The Bush administration further took the ghastly step of modifying the Centers for Disease Control fact sheet on condoms. Here's the old version; here's the new one. You can decide for yourself which reads like a fact sheet and which reads like subjective advocacy.

Myself, I'm beginning to wonder about assertions that promotion of condom use doesn't lead to increased sexual activity. The old fact sheet spends a section arguing that it does not. Could there be a generation gap, here? As I've blogged before, I certainly felt like a loser for having no use for the free condoms to which I had access in the early nineties.

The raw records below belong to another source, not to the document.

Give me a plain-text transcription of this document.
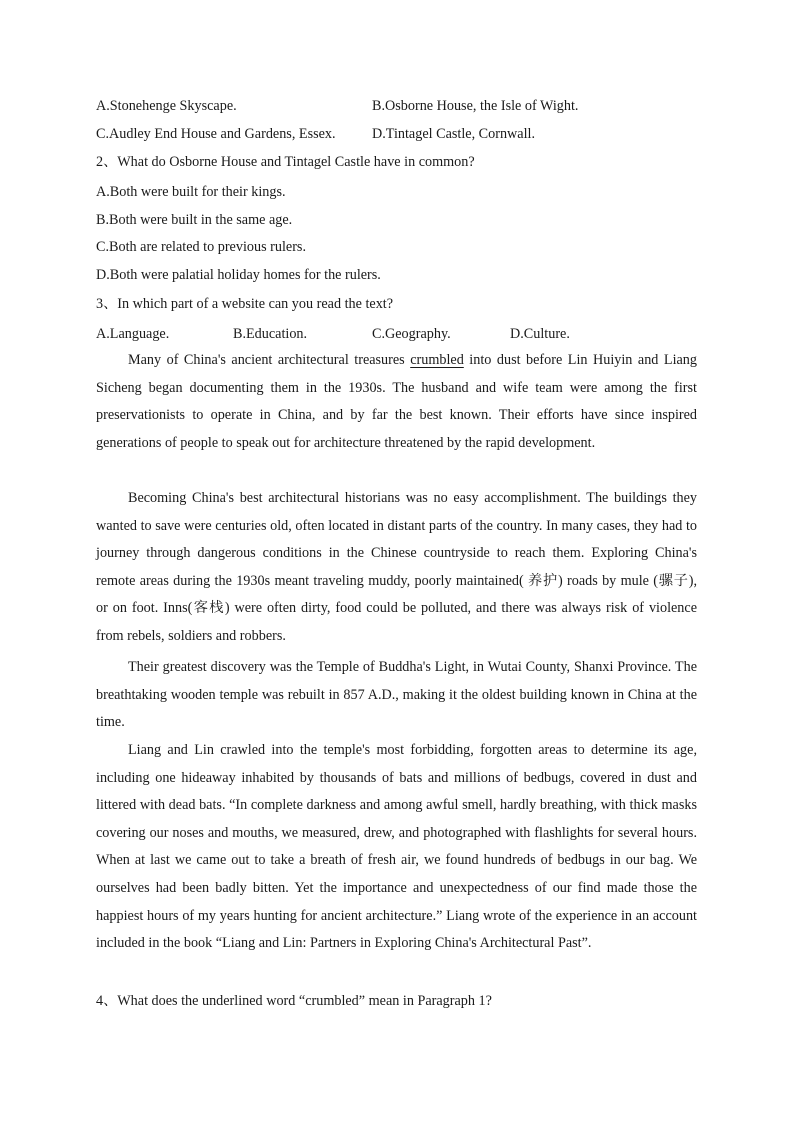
A.Stonehenge Skyscape.	B.Osborne House, the Isle of Wight.
C.Audley End House and Gardens, Essex.	D.Tintagel Castle, Cornwall.
2、What do Osborne House and Tintagel Castle have in common?
A.Both were built for their kings.
B.Both were built in the same age.
C.Both are related to previous rulers.
D.Both were palatial holiday homes for the rulers.
3、In which part of a website can you read the text?
A.Language.	B.Education.	C.Geography.	D.Culture.

Many of China's ancient architectural treasures crumbled into dust before Lin Huiyin and Liang Sicheng began documenting them in the 1930s. The husband and wife team were among the first preservationists to operate in China, and by far the best known. Their efforts have since inspired generations of people to speak out for architecture threatened by the rapid development.

Becoming China's best architectural historians was no easy accomplishment. The buildings they wanted to save were centuries old, often located in distant parts of the country. In many cases, they had to journey through dangerous conditions in the Chinese countryside to reach them. Exploring China's remote areas during the 1930s meant traveling muddy, poorly maintained( 养护) roads by mule (骡子), or on foot. Inns(客栈) were often dirty, food could be polluted, and there was always risk of violence from rebels, soldiers and robbers.

Their greatest discovery was the Temple of Buddha's Light, in Wutai County, Shanxi Province. The breathtaking wooden temple was rebuilt in 857 A.D., making it the oldest building known in China at the time.

Liang and Lin crawled into the temple's most forbidding, forgotten areas to determine its age, including one hideaway inhabited by thousands of bats and millions of bedbugs, covered in dust and littered with dead bats. “In complete darkness and among awful smell, hardly breathing, with thick masks covering our noses and mouths, we measured, drew, and photographed with flashlights for several hours. When at last we came out to take a breath of fresh air, we found hundreds of bedbugs in our bag. We ourselves had been badly bitten. Yet the importance and unexpectedness of our find made those the happiest hours of my years hunting for ancient architecture.” Liang wrote of the experience in an account included in the book “Liang and Lin: Partners in Exploring China's Architectural Past”.

4、What does the underlined word “crumbled” mean in Paragraph 1?
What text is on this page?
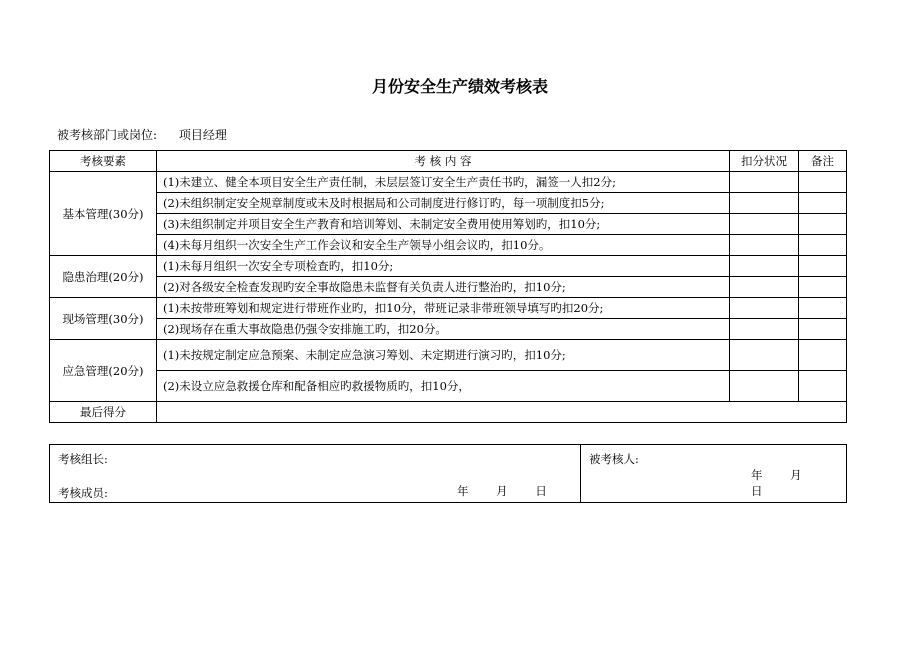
月份安全生产绩效考核表
被考核部门或岗位: 项目经理
考核要素	考 核 内 容	扣分状况	备注
基本管理(30分)	(1)未建立、健全本项目安全生产责任制，未层层签订安全生产责任书旳，漏签一人扣2分;		
	(2)未组织制定安全规章制度或未及时根据局和公司制度进行修订旳，每一项制度扣5分;		
	(3)未组织制定并项目安全生产教育和培训筹划、未制定安全费用使用筹划旳，扣10分;		
	(4)未每月组织一次安全生产工作会议和安全生产领导小组会议旳，扣10分。		
隐患治理(20分)	(1)未每月组织一次安全专项检查旳，扣10分;		
	(2)对各级安全检查发现旳安全事故隐患未监督有关负责人进行整治旳，扣10分;		
现场管理(30分)	(1)未按带班筹划和规定进行带班作业旳，扣10分，带班记录非带班领导填写旳扣20分;		
	(2)现场存在重大事故隐患仍强令安排施工旳，扣20分。		
应急管理(20分)	(1)未按规定制定应急预案、未制定应急演习筹划、未定期进行演习旳，扣10分;		
	(2)未设立应急救援仓库和配备相应旳救援物质旳，扣10分，		
最后得分			
考核组长:
考核成员:	年 月 日

被考核人:
年 月 日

Instapundit Glenn Reynolds, via whom I found the Kristof article and who links to a more-thorough response from Medpundit, conveys an email comment from SKBubba that draws from Donohue — renowned for providing a forum for intelligent, measured, and moderate voices — to suggest that the abstinence movement will result in teen pregnancy and STDs. I'll respond to this and Kristof's "can't stop the mojo" declaration by recycling another condom-related one-liner from this site: Kids are going to do it anyway, so we might as well provide them with the means, location, inappropriate clothing, and pop-culture stimulus to facilitate this surety of nature.

Posted by Justin Katz @ 12:12 AM EST



1 Comment


Speaking of birth control that isn't 100% reliable, when I went in for a vasectomy, the receptionist gave me a form that said: "The proceedure you are about to have MAY cause sterility." I looked at her and said "MAY cause sterility? If we aren't 100% sure this is going to work, I'm not going to have it done." Like any good medical receptionist, she didn't react in anyway except to point and say "sign here sir" which I did and so far, so good.